Sur ce navire, les départs étaient laborieux. La moitié de l’équipage était ivre ! Mon premier appareillage fut un peu particulier… Je fus tout de suite mal vu par l’équipage : « je n’étais pas Breton ». Au moment de l’appareillage, il fallut d’abord laver le bateau, recouvert d’une épaisse couche de poussière de charbon, il y en avait partout. Le Bosco, Henri Jacob m’a demandé de l’aider, ce que j’ai fait avec plaisir. Ce qui m’inquiétait un peu, c’est que l’eau effleurait le pont, les marques de franc-bord étaient sous le niveau de la mer. La sécurité était loin d’être respectée. Avec cela, il faisait un temps exécrable. On a largué les amarres et sitôt sortis… vive le mal de mer ! Des odeurs pas très catholiques, l’humidité, les chants des matelots ivres qui se battaient à coup de sabots ou de bouteilles et se réconciliaient avec un verre de vin… C’était vraiment nouveau pour moi ! Il a fallu assurer le quart et comme pas mal de matelots étaient hors course, le quart revenait souvent. Nous avions un compas très ancien, c’est le seul que j’ai connu comme cela, le patron était de l’ancienne école, on ne naviguait pas au degré mais au cap, les degrés n’étaient pas marqués sur le compas il y avait la rose des vents, les quarts, les demi et les demi-quarts. Aussi quand on m’a passé la consigne au moment de prendre la barre, je suis tombé des nues ! Cap au nord-ouest quart ouest demi nord, pour moi c’était de l’hébreu ! Cela correspondait à environ au 312, 314°.C’était vraiment de l’à peu près… Mon prédécesseur m’a traité de bon à rien, il n’avait pas tort !  Je savais quand même gouverner, car, que ce soit un navire de pêche ou un navire de guerre, le travail était le même. Heureusement, il y avait des braves matelots et celui qui prenait le quart avec moi était de ceux-là. Il m’a expliqué patiemment comment ce compas fonctionnait. Par la suite, je devais rencontrer pas mal d’anciens patrons navigant encore de cette manière, mais, très vite, avec la nouvelle génération, cette manière de naviguer a disparu. Seuls, ceux qui étaient capables d’assurer le quart montaient à la passerelle. En théorie, les quarts étaient assurés par deux matelots, c’était la loi mais comme il n’était pas rare de n’être que trois ou quatre à assurer…

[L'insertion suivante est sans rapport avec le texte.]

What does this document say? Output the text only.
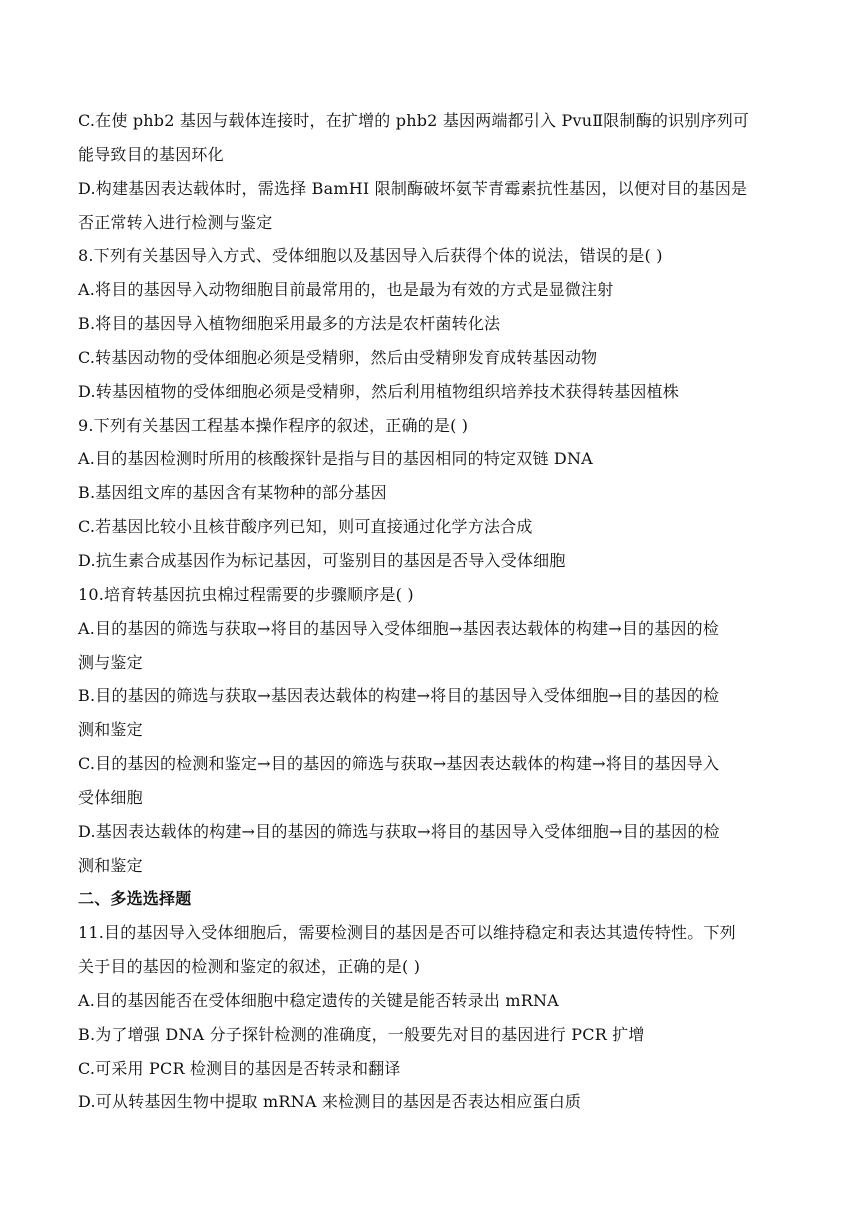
C.在使 phb2 基因与载体连接时，在扩增的 phb2 基因两端都引入 PvuⅡ限制酶的识别序列可
能导致目的基因环化
D.构建基因表达载体时，需选择 BamHI 限制酶破坏氨苄青霉素抗性基因，以便对目的基因是
否正常转入进行检测与鉴定
8.下列有关基因导入方式、受体细胞以及基因导入后获得个体的说法，错误的是( )
A.将目的基因导入动物细胞目前最常用的，也是最为有效的方式是显微注射
B.将目的基因导入植物细胞采用最多的方法是农杆菌转化法
C.转基因动物的受体细胞必须是受精卵，然后由受精卵发育成转基因动物
D.转基因植物的受体细胞必须是受精卵，然后利用植物组织培养技术获得转基因植株
9.下列有关基因工程基本操作程序的叙述，正确的是( )
A.目的基因检测时所用的核酸探针是指与目的基因相同的特定双链 DNA
B.基因组文库的基因含有某物种的部分基因
C.若基因比较小且核苷酸序列已知，则可直接通过化学方法合成
D.抗生素合成基因作为标记基因，可鉴别目的基因是否导入受体细胞
10.培育转基因抗虫棉过程需要的步骤顺序是( )
A.目的基因的筛选与获取→将目的基因导入受体细胞→基因表达载体的构建→目的基因的检
测与鉴定
B.目的基因的筛选与获取→基因表达载体的构建→将目的基因导入受体细胞→目的基因的检
测和鉴定
C.目的基因的检测和鉴定→目的基因的筛选与获取→基因表达载体的构建→将目的基因导入
受体细胞
D.基因表达载体的构建→目的基因的筛选与获取→将目的基因导入受体细胞→目的基因的检
测和鉴定
二、多选选择题
11.目的基因导入受体细胞后，需要检测目的基因是否可以维持稳定和表达其遗传特性。下列
关于目的基因的检测和鉴定的叙述，正确的是( )
A.目的基因能否在受体细胞中稳定遗传的关键是能否转录出 mRNA
B.为了增强 DNA 分子探针检测的准确度，一般要先对目的基因进行 PCR 扩增
C.可采用 PCR 检测目的基因是否转录和翻译
D.可从转基因生物中提取 mRNA 来检测目的基因是否表达相应蛋白质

Pour la nourriture, le cuisinier n’était pas un fin cordon bleu ! Au moment du départ , il apportait à l’avant pour onze hommes, un immense plat de charcuterie, pâtés, saucissons, jambon blanc, et autres charcuteries traditionnelles et cela pour tout le temps que durait la route… Par la suite on ne voyait le cuisinier qu’après avoir mis en pêche, au moment de virer le chalut, il donnait un coup de main à trier le parc, afin de choisir le poisson pour les repas. C’était poisson midi et soir, rôti, frit, bouilli, ragoût, et autres soupes, sans goût, à peine relevées. A la fin de ma navigation sur ce bateau, moi qui adorais le poisson, j’en avais un tel dégoût que rien que d’en voir sur la table, l’odeur me donnait envie de rendre !  Nous n’avions jamais de viande : c’était trop cher ! Et le poisson que nous mangions, c’était les rebuts, abîmés, blessés ou sans valeur. Pas question de manger du merlu ou quelques rougets barbets ! Ils avaient trop de valeur... C’est ainsi qu’à la question : « qu’est-ce qu’un marin ? », on répondait « animal se nourrissant de poisson, d’alcool et de tabac. » !

Au bout de trois jours, on est arrivés sur les lieux de pêche, à la Grande Sole (NDLR : zone de pêche sud Irlande), avec un fort mauvais temps tout au long de la route. Le matin, au moment de mettre en pêche, l’antenne de radio est tombée et, comme j’étais le plus jeune, le patron me donne l’ordre de monter en tête de mât pour la réinstaller. Ce jour là, il faut croire que je ne devais pas mourir ! Il faisait mauvais temps, et l’antenne était en tête de mât, là où il n’y a plus rien pour assurer la sécurité sauf le mât lui-même. Au moment ou je fixais l’antenne, un fort coup de roulis fit que mes deux pieds qui serraient fortement le mat glissèrent et je me suis retrouvé à balancer dans le vide à une quinzaine de mètres de hauteur, les mains cramponnées à un bout de ferraille qui tenait la poulie de la drisse d’antenne !  Elle était quand même solide, malgré la vétusté du bateau… Ce fut la peur de ma vie ! Plus tard, devenu patron, jamais je n’aurai demandé à un matelot de monter en tête de mât par un temps pareil et si, vraiment cela avait été indispensable, j’y serai monté moi-même.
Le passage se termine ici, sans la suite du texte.